We experimentally demonstrated that the ${}^{12}$C polycrystalline CVD diamond isotopically enriched to 99.96% at a good quality had a significantly higher parallel thermal conductivity compared to a diamond of natural isotopic composition ${}^{\mathrm{nat}}$C. The measured thermal conductivity of the isotopically purified diamond was 25.1 W cm${}^{-1}$ K${}^{-1}$ at room temperature, exceeding the conductivity of the best single crystalline diamonds of a natural isotopic mixture.

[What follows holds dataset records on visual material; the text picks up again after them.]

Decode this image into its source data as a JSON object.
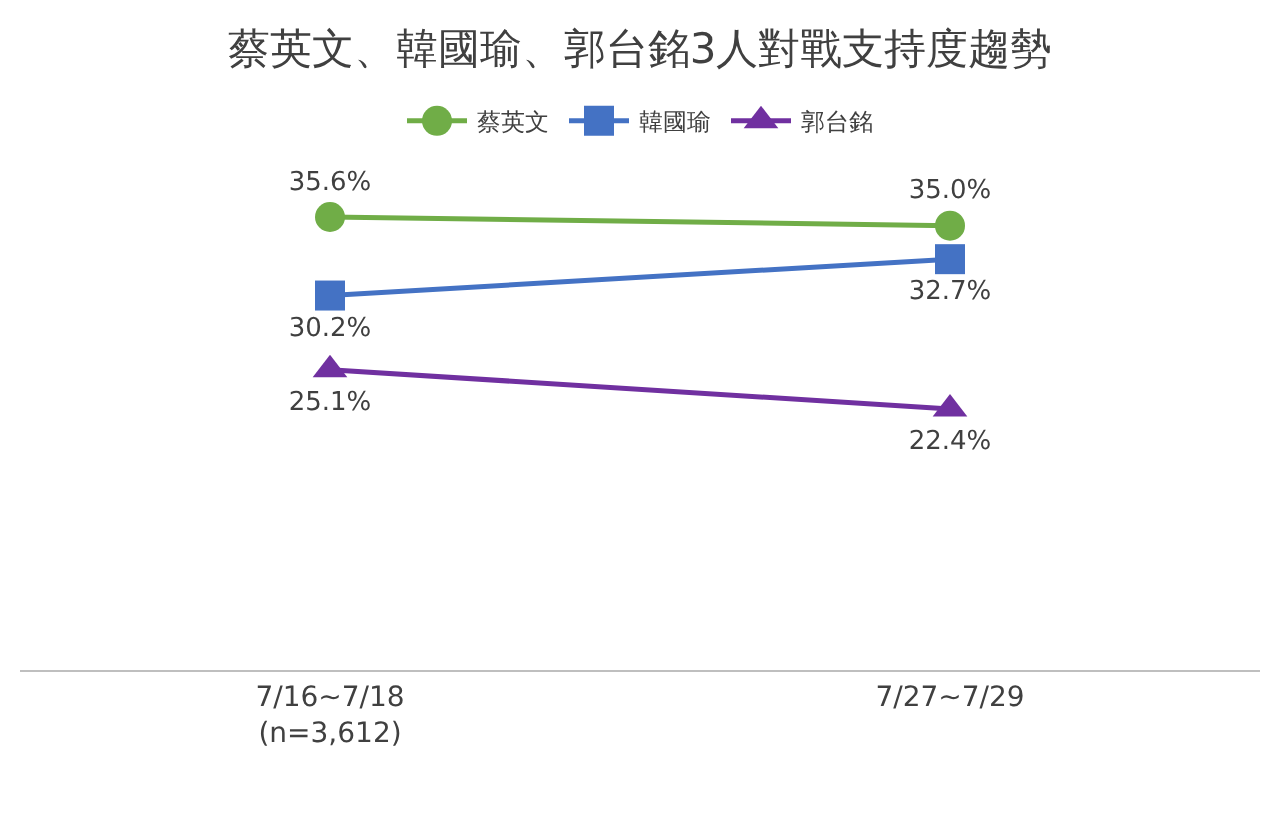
{
  "chart_data": {
    "type": "line",
    "title": "蔡英文、韓國瑜、郭台銘3人對戰支持度趨勢",
    "categories": [
      "7/16~7/18\n(n=3,612)",
      "7/27~7/29"
    ],
    "series": [
      {
        "name": "蔡英文",
        "color": "#70ad47",
        "values": [
          35.6,
          35.0
        ],
        "value_labels": [
          "35.6%",
          "35.0%"
        ],
        "marker": "circle"
      },
      {
        "name": "韓國瑜",
        "color": "#4472c4",
        "values": [
          30.2,
          32.7
        ],
        "value_labels": [
          "30.2%",
          "32.7%"
        ],
        "marker": "square"
      },
      {
        "name": "郭台銘",
        "color": "#7030a0",
        "values": [
          25.1,
          22.4
        ],
        "value_labels": [
          "25.1%",
          "22.4%"
        ],
        "marker": "triangle"
      }
    ],
    "tick_labels": "x",
    "legend": "top",
    "line_style": "solid"
  }
}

Within the phenomenological model, we found that the scattering by grain boundaries and intergrain regions was the most important process that determined the behavior of $\kappa (T)$ below ≈250 K. The phonon scattering from the static strain field surrounding dislocations reduced substantially the conductivity at temperatures below room temperature. The point defects scattering plays an important role near and above the peak in conductivity. We assumed that vacancies yielded the major contribution to this scattering. The enhancement in room-temperature thermal conductivity upon elimination of the natural abundance of ${}^{13}$C (1.07 at.%) was estimated to be 21–28% at room temperature for polycrystalline CVD diamond plates under investigation. The magnitude of the isotope effect could be increased up to 37% if point defects, other than isotopes, and dislocations were eliminated from the samples crystal lattice.